И вдруг все гаснет, теряет всякий блеск и заманчивость. Ни одухотворенности, ни жизни во всем вокруг. Безнадежно. Он поворачивается и идет прочь. Хочет только уйти отсюда.
Неужели всегда возвращаешься к истокам, где что-то плещется и безмолвствует, где начал биться твой собственный пульс? Твое собственное сердце.
Я видел этого мальчика. Что с ним стряслось? Пустяк. Недоразумение, в сущности. И тем не менее одно слово разрушило для него всё. Теперь он шел со своим неизбывным горем по местам, которые сделались равнодушны, трезвы и обыкновенны, — изгой сияющего мира.
Я видел Антониту, как она, верно, сидела в баре — тогда, после моего ухода. Будто каменная, сказал бармен. Ему хочется утешить ее, он говорит: «Ну что ты убиваешься? На вот, выпей. И забудь его». Так говорит этот человек, который у себя дома, когда, зевая спросонок, в майке, смотрит в окно, брюзглив, неприязнен, враждебен — словом, вовсе не «бармен». Пожилой мужчина крепкого телосложения, неженатый. Одинокий.
Сын матери, которая им восхищается или помыкает, во всяком случае, держит мертвой хваткой и не желает отпустить? Видел я и официанта с мотоциклом, позирующего перед фотографом, а может, перед невестой, юной девушкой с «Кодаком» в руках. Он держится за мотоцикл, крепко-крепко. Не отдавай его, приятель.
Антонита. Сверкающие в улыбке зубы во время танцпарада, когда она в одном строю с другими девушками показывает свои красивые ноги и поет. Они хором поют «Эскуадрон дель амор» и танцуют. Ее упрямо замкнутое лицо — и лицо, румяное от счастья, косынка. Чуть перехваченный голос, как отзвук плача. Не плакать, говорит бармен, наклонясь над стойкой. Булка, косынка, слезы — выстукивают по рельсам колеса, пока не перемелют все.

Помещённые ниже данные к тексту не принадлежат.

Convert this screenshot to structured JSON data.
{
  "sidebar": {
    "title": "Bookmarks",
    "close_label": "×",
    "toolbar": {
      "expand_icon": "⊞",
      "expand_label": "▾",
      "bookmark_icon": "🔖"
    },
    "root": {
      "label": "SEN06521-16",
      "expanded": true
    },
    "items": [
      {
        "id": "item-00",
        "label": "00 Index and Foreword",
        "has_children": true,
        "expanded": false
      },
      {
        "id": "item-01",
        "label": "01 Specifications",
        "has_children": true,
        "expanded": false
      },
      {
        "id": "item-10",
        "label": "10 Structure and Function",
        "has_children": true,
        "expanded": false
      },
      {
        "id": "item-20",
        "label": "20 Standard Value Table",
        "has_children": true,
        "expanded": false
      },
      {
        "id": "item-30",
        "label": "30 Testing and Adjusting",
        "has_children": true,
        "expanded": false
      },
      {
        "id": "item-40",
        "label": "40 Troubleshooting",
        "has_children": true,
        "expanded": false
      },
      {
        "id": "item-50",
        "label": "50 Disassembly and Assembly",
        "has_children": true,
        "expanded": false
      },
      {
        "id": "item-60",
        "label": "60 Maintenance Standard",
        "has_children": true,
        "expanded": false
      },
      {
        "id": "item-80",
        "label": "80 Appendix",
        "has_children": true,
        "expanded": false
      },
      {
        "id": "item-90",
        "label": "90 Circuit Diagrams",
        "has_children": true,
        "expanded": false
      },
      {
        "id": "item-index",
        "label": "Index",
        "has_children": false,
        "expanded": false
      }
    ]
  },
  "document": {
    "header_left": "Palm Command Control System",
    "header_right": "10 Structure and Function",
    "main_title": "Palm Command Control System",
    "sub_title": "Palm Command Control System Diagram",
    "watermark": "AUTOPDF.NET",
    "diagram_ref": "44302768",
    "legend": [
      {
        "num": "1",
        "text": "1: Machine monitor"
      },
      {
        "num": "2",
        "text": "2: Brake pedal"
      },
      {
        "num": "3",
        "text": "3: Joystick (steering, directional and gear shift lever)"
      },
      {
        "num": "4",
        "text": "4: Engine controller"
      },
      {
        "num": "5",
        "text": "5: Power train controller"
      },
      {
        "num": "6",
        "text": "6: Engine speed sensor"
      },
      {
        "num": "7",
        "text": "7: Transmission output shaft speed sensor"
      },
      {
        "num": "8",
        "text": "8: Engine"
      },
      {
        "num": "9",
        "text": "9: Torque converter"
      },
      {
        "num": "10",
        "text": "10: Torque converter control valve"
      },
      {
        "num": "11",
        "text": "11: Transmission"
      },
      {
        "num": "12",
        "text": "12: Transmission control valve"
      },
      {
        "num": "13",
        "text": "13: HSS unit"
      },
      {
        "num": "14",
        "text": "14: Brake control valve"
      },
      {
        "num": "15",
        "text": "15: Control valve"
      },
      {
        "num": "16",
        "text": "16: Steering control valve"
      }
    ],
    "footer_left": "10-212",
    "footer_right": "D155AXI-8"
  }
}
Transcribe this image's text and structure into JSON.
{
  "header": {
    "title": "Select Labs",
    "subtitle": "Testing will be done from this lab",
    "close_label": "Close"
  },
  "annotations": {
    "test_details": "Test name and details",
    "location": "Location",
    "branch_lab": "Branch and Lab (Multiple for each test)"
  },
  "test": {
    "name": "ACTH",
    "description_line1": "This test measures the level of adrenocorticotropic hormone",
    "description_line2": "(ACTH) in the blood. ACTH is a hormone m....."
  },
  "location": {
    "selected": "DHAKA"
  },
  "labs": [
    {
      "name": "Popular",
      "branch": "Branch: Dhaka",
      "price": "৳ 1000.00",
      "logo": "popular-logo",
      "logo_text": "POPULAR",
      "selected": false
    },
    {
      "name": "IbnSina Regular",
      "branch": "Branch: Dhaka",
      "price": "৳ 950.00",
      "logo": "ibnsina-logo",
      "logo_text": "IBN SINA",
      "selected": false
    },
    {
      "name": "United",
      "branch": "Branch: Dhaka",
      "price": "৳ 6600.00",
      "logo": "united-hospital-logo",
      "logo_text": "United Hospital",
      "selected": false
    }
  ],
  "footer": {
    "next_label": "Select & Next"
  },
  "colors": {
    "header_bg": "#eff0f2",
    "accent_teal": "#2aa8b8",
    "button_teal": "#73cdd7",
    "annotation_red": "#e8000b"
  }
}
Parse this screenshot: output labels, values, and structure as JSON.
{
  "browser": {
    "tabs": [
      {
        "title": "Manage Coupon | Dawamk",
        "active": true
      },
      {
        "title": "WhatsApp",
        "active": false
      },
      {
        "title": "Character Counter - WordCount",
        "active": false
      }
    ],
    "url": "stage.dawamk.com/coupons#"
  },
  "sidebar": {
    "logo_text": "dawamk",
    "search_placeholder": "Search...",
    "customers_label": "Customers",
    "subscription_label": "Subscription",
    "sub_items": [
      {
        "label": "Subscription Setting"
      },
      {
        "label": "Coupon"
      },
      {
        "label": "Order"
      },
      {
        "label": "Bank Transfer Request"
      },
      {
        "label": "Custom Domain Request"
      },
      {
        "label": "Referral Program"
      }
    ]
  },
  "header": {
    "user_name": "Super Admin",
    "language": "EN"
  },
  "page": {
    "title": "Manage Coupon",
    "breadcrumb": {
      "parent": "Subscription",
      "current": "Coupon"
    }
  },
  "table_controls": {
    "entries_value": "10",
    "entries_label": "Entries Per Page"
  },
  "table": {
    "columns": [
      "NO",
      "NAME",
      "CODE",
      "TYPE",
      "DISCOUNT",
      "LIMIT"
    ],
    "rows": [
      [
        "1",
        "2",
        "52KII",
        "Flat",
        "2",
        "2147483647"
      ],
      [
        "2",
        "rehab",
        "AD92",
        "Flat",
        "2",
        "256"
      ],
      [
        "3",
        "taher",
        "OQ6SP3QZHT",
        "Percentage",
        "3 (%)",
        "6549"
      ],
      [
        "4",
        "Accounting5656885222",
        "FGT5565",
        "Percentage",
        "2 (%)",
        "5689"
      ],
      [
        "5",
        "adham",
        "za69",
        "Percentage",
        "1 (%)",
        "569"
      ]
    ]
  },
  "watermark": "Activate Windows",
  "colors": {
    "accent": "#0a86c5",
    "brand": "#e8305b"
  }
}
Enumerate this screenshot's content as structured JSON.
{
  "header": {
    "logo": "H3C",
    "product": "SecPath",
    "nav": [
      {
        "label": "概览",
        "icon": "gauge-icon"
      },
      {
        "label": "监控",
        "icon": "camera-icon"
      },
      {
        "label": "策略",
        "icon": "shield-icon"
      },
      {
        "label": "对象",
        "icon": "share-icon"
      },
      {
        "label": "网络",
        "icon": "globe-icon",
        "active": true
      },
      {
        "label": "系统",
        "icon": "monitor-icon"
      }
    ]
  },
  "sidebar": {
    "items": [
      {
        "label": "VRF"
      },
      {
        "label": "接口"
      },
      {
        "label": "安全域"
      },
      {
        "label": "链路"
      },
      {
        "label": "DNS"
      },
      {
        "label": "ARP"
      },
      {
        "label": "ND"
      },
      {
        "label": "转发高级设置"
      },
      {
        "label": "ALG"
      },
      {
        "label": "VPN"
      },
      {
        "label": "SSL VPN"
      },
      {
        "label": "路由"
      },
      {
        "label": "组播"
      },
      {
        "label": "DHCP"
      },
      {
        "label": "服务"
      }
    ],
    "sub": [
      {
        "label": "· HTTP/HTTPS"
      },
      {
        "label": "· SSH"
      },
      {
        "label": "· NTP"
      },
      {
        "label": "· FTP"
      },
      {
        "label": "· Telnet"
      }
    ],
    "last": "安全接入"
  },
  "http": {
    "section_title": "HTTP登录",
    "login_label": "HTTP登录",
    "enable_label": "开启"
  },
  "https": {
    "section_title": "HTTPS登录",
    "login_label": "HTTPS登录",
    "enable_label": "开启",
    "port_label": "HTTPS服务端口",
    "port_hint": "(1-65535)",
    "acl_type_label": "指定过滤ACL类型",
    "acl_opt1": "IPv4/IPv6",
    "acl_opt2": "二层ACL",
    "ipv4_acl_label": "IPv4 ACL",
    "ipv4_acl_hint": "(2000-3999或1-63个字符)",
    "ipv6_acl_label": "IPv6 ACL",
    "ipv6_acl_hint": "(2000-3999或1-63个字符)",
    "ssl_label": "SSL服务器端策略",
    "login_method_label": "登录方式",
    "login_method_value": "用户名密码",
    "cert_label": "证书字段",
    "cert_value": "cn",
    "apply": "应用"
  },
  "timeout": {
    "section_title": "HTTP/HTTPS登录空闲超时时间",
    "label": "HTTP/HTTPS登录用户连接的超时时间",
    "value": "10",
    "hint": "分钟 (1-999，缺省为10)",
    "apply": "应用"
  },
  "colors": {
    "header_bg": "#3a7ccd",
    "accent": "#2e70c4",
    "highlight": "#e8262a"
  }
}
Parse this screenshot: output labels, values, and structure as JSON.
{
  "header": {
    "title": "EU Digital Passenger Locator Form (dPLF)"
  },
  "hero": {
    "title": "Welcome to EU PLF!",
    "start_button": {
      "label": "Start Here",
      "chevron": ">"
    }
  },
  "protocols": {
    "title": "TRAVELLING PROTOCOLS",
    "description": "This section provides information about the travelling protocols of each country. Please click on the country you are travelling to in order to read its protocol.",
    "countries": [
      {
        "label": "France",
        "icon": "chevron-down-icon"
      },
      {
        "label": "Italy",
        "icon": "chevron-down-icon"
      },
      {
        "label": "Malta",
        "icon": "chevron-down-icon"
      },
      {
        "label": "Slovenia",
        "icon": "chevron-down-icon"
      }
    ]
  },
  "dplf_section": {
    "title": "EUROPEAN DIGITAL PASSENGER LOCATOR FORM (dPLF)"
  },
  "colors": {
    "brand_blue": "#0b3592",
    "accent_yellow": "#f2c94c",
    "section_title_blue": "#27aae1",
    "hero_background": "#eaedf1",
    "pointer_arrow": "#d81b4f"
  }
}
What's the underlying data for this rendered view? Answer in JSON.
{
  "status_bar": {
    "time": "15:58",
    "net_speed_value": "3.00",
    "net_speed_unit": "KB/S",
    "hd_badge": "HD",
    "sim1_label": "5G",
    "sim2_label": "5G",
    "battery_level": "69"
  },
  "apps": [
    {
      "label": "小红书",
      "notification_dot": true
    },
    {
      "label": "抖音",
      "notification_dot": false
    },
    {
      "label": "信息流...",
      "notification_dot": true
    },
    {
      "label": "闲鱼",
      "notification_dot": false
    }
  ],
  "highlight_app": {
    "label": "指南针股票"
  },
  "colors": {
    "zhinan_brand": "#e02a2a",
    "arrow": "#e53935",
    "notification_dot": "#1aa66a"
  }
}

Я видел свой приезд в Б. Впервые выйти в город. Город на чрезвычайном положении, жаркий и безлюдный. Точно пики и виселицы, торчат из каменистой почвы фонари. Все живое схоронилось за стенами, крепко-накрепко закрыв окна и двери. Улицы враждебны. Время не двигается. Я видел, как прибыл и нырнул в тень. Вместо меня там ходит другой. У этого человека почти нет багажа, только то, что на нем. Нет ни имени, ни воспоминаний, ни страха. Он прибыл с уверенностью, что возвращается на арену…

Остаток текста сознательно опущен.